We'll close with Pru's words which are wise and which I support one-hundred percent. (And obviously this didn't turn out into the link fest I'd planned. Hopefully, I'll pick up the other things members wanted to call attention to in a later post, on another break. A hope, not a promise.) While some were playing Tiger Beat and trying to figure out if Tony Blair's emtpy words meant "we love him now" or not (I'm not making that nonsense up, which sadly came from the left, but I won't provide a link to it), Pru wasn't trying to shut off the thought process.
Pru on the bombings:
Pru: Maybe we're better informed by our media? Maybe our proximity and awareness of other nations prepared us? While yesterday's attacks were nothing like the attacks on the United States on September 11th in terms of scope or damage, they were attacks none the less. We, as a country, have suffered a great loss.
But as I looked around yesterday, I saw grief that was mature and reasoned. There was no need to question, "Why us?" It's perfectly obvious why us. We have engaged with and supported the policies of the United States not limited to the invasion and occupation of Iraq. This has been done despite the large objection coming from the people of our country and despite the fact that the objection has only grown as we have been confronted with the reality that there is no "win" in Iraq, not for us, not for the States.
"Why us" does not trip off our tongues because the answer is obvious and frightening.
Equally obvious has been the answer which is that we must pull out of the illegal occupation.

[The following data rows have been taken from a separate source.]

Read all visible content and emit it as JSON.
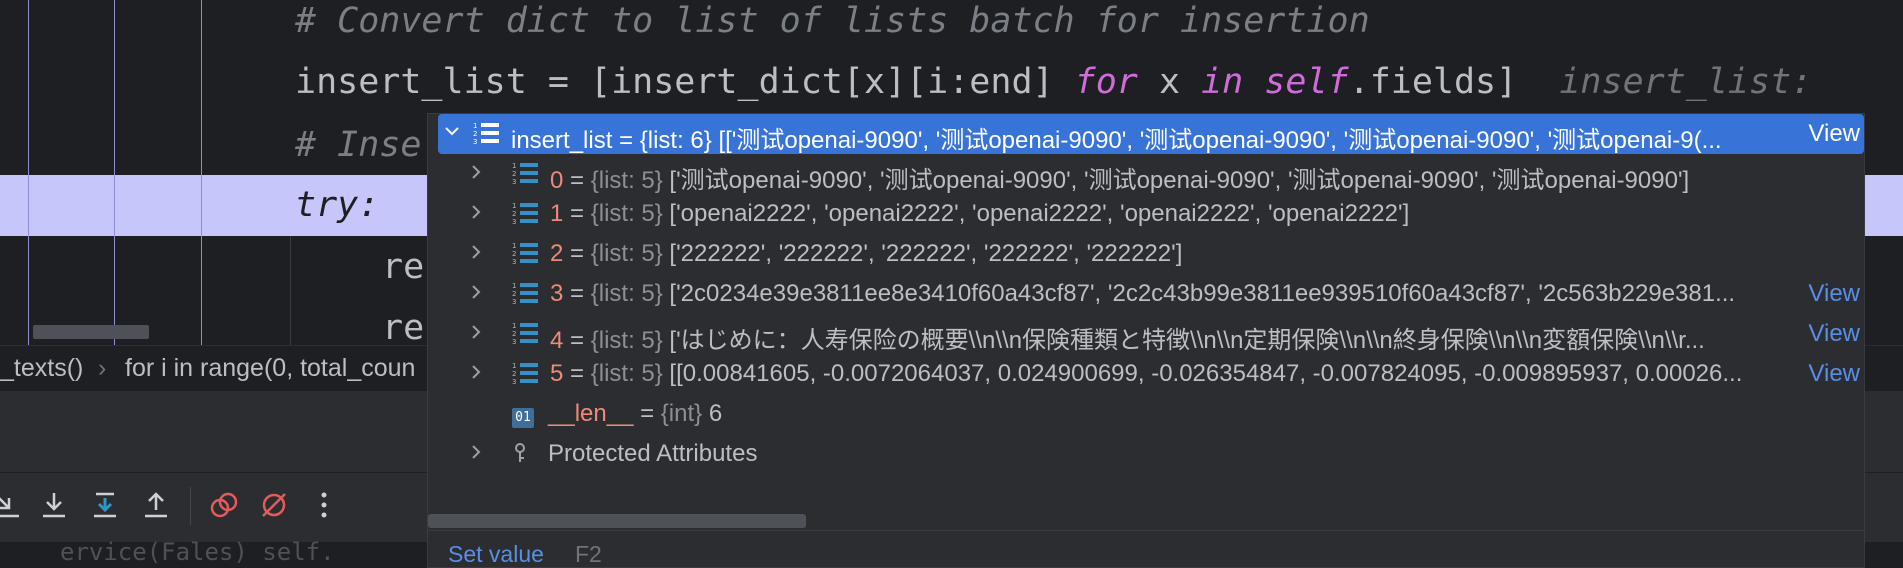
{
  "editor": {
    "line1": "# Convert dict to list of lists batch for insertion",
    "line2_a": "insert_list = [insert_dict[x][i:end] ",
    "line2_for": "for",
    "line2_b": " x ",
    "line2_in": "in",
    "line2_self": "self",
    "line2_c": ".fields]",
    "line2_hint": "insert_list:",
    "line3": "# Inse",
    "line4": "try:",
    "line5": "re",
    "line6": "re"
  },
  "breadcrumb": {
    "item1": "_texts()",
    "separator": "›",
    "item2": "for i in range(0, total_coun"
  },
  "popup": {
    "root": {
      "name": "insert_list",
      "eq": " = ",
      "type": "{list: 6}",
      "value": " [['测试openai-9090', '测试openai-9090', '测试openai-9090', '测试openai-9090', '测试openai-9(...",
      "view": "View"
    },
    "items": [
      {
        "index": "0",
        "type": "{list: 5}",
        "value": " ['测试openai-9090', '测试openai-9090', '测试openai-9090', '测试openai-9090', '测试openai-9090']",
        "view": ""
      },
      {
        "index": "1",
        "type": "{list: 5}",
        "value": " ['openai2222', 'openai2222', 'openai2222', 'openai2222', 'openai2222']",
        "view": ""
      },
      {
        "index": "2",
        "type": "{list: 5}",
        "value": " ['222222', '222222', '222222', '222222', '222222']",
        "view": ""
      },
      {
        "index": "3",
        "type": "{list: 5}",
        "value": " ['2c0234e39e3811ee8e3410f60a43cf87', '2c2c43b99e3811ee939510f60a43cf87', '2c563b229e381...",
        "view": "View"
      },
      {
        "index": "4",
        "type": "{list: 5}",
        "value": " ['はじめに：人寿保险の概要\\\\n\\\\n保険種類と特徴\\\\n\\\\n定期保険\\\\n\\\\n終身保険\\\\n\\\\n変額保険\\\\n\\\\r...",
        "view": "View"
      },
      {
        "index": "5",
        "type": "{list: 5}",
        "value": " [[0.00841605, -0.0072064037, 0.024900699, -0.026354847, -0.007824095, -0.009895937, 0.00026...",
        "view": "View"
      }
    ],
    "len": {
      "icon": "01",
      "name": "__len__",
      "eq": " = ",
      "type": "{int}",
      "value": " 6"
    },
    "protected": "Protected Attributes",
    "footer": {
      "set_value": "Set value",
      "shortcut": "F2"
    },
    "eq": " = "
  },
  "bottom_code": "ervice(Fales)      self.",
  "colors": {
    "selection": "#3874d8",
    "highlight_row": "#c7c6fa",
    "keyword": "#cf6cd9",
    "index": "#ed8a7a",
    "link": "#5a8ee6"
  }
}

Thursday's events make that quite clear and, all around me, that was the sentiment most often shared.
Prime Minister Tony Blair did not shirk the way the Bully Boy did. He was present and accounted for. However, what he had to offer were empty words that, while more eloquent than anything that tumbles out of the Bully Boy's smirking mouth, said very little. Terrorist attacks. Check. Empty words supposed to warm us. Check. The reasons for the attack? Silence.
All around I heard people asking the hard questions and supplying the tough answers that the Prime Minister refused to address. We've grown to expect that from him and there is a sense among some that what is in the best interest of England is not the primary concern of our current Prime Minister.
There was also a sense that for all his posturing and playing poodle to the Bully Boy, Prime Minister Blair has done very little that has truly protected our country. Possibly there is no way to protect one from the events of today; however, Prime Minister Blair has asked for outlandish powers and even those granted him have been ineffective as was demonstrated before our own eyes.
We are a determined people and the determination we share now is not one of vengeance but one of addressing the events that led to the attacks. What Prime Minister Blair clearly wishes to avoid is not being ignored by the people of my country. Our determination to withdraw from the Bully Boy's illegal war of choice has only grown stronger.H
earing reports that the insect known as Fox News in the United States was bragging that the attacks had taught us something caused me to recoil. Then I realized that they were correct about the teaching, just incorrect about the lesson itself. What it has taught us, the lesson, is what we already knew: an illegal war of choice leaves us all at risk, an illegal occupation that provides the window dressings of success but no real improvement is as meaningless as any words our Prime Minister could muster. The lesson confirmed what we already knew. The occupation must end and troops must withdraw. Until that happens safety is a myth that will destroy us all.